Is anyone watching "Loot," on AppleTV+? Kinda hating it. Isn't it essential, that you "like" at least one character? And they're filming at that godawful architectural monstrosity, "The One." DAMN, that place is tacky. $250 million price tag, I think.

The series can't decide if it's knocking obscene wealth, or glorifying it.

I just find the whole enterprise, obnoxious as hell.

I also hate the Canadian series, "The Lake." You just want to punch everyone.

Leighton said...


I just reread your review of "Hacks," from a year ago. I couldn't agree more. Just BRILLIANT. Hope Smart gets a second Emmy. She has been fantastic in "Designing Women," "24," "Frasier." Yes, she was in that dud series, "High Society." Regardless, she is amazing...

Leighton said...

I'm waiting for "Better Call Saul" to end, so I can binge it.
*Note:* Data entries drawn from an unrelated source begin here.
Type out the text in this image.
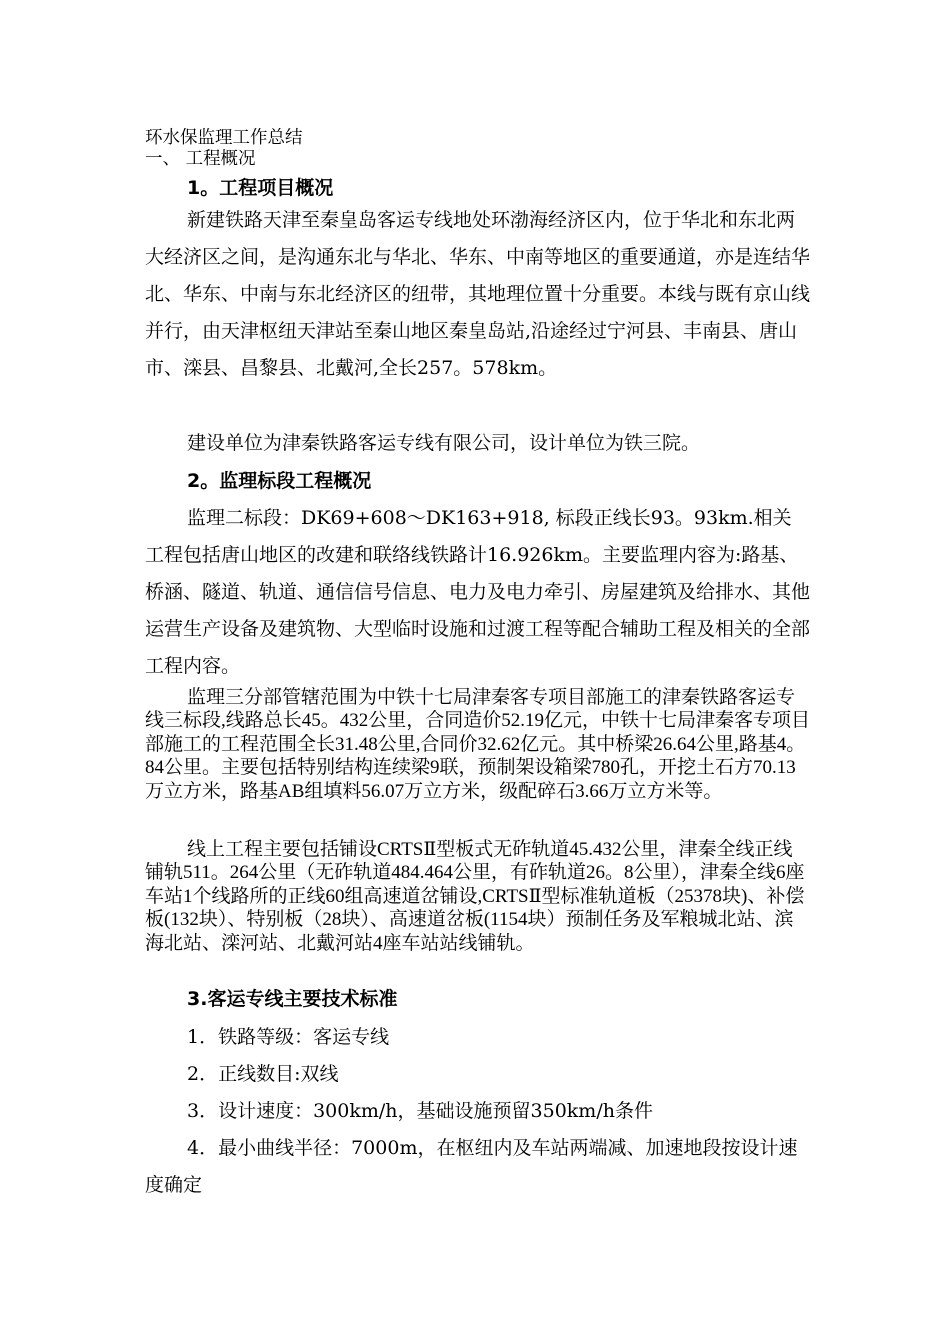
环水保监理工作总结
一、 工程概况
1。工程项目概况

新建铁路天津至秦皇岛客运专线地处环渤海经济区内，位于华北和东北两大经济区之间，是沟通东北与华北、华东、中南等地区的重要通道，亦是连结华北、华东、中南与东北经济区的纽带，其地理位置十分重要。本线与既有京山线并行，由天津枢纽天津站至秦山地区秦皇岛站,沿途经过宁河县、丰南县、唐山市、滦县、昌黎县、北戴河,全长257。578km。

建设单位为津秦铁路客运专线有限公司，设计单位为铁三院。

2。监理标段工程概况

监理二标段：DK69+608～DK163+918, 标段正线长93。93km.相关工程包括唐山地区的改建和联络线铁路计16.926km。主要监理内容为:路基、桥涵、隧道、轨道、通信信号信息、电力及电力牵引、房屋建筑及给排水、其他运营生产设备及建筑物、大型临时设施和过渡工程等配合辅助工程及相关的全部工程内容。

监理三分部管辖范围为中铁十七局津秦客专项目部施工的津秦铁路客运专线三标段,线路总长45。432公里，合同造价52.19亿元，中铁十七局津秦客专项目部施工的工程范围全长31.48公里,合同价32.62亿元。其中桥梁26.64公里,路基4。84公里。主要包括特别结构连续梁9联，预制架设箱梁780孔，开挖土石方70.13万立方米，路基AB组填料56.07万立方米，级配碎石3.66万立方米等。

线上工程主要包括铺设CRTSⅡ型板式无砟轨道45.432公里，津秦全线正线铺轨511。264公里（无砟轨道484.464公里，有砟轨道26。8公里），津秦全线6座车站1个线路所的正线60组高速道岔铺设,CRTSⅡ型标准轨道板（25378块)、补偿板(132块）、特别板（28块）、高速道岔板(1154块）预制任务及军粮城北站、滨海北站、滦河站、北戴河站4座车站站线铺轨。

3.客运专线主要技术标准

1．铁路等级：客运专线

2．正线数目:双线

3．设计速度：300km/h，基础设施预留350km/h条件

4．最小曲线半径：7000m，在枢纽内及车站两端减、加速地段按设计速度确定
In 2013, I watched ALL of "Breaking Bad," over three days. A wonderful experience.

I've decided to revisit "MASH," after almost forty years. 1980 - 82. Tulane University. I was in the coed dorm both years. EVERY night, thirty of us would gather in the rec room, and watch the reruns. Sacred. By the time the finale aired, I was at The University of Miami. There were about FIFTY of us, watching, that night.

Mike McCann said...


Was there an LA station tagged with the term Chicken Rock?

In New York, it was 66 WNBC during the early '70s after it dropped talk and before it got serious about playing Top 40 under PD Mel Phillips.

Mitch said...

Reminds me of Les Nessman beating on his chest to sound like a helicopter for traffic reports

Robbie Lewis said...

They should be ashamed for appropriating the title of one of Joe Orton's better plays.

D. McEwan said...

"Robbie Lewis said...
They should be ashamed for appropriating the title of one of Joe Orton's better plays."

Well, he only wrote 3 full-length plays before that jealous bastard beat his brains out for the crime of being far more talented than he was. Yes, he had a few one-acts, but Entertaining Mr. Sloan, Loot and What the Butler Saw are the primary plays, and all three are pretty damn great, though I think there is a rising quality level. EMS was clearly heavily influenced by Pinter, whereas in he found his own form and voice.

Orton is one of my heroes. One of my plays is dedicated to him, and when I visited London, I made a point of going to the place where he lived and died. It's not a tourist site, so I couldn't go inside, but it was enough to be outside his window, mere feet from where he wrote and died.

"Fun" Fact: Entertaining Mr. Sloan is the only literary work I know of to have been dedicated by its author to its author's murderer.

ScarletNumber said...

On The Michael Kay Show (WEPN-FM98.7) in New York, their traffic girl is Brandi Scott. However, her reports are prerecorded so when they introduce her, they will use a humorous non-sequitur. It is reminiscent of pre-recorded interviews that publicists used to send out where the answers were pre-recorded but the local DJ's would supply their voices for the questions.

While TMKS is simulcast on YES, the traffic reports are not, so you must be listening to the radio to hear the introductions as well as the reports themselves. Also, if 98.7 sounds familiar, they used to market themselves as 99X and Jay Thomas worked there 1976-79.

Caleb Martin said...

Honestly, it's refreshing to hear any broadcast stories from the 21st Century about fucking around and getting away with it.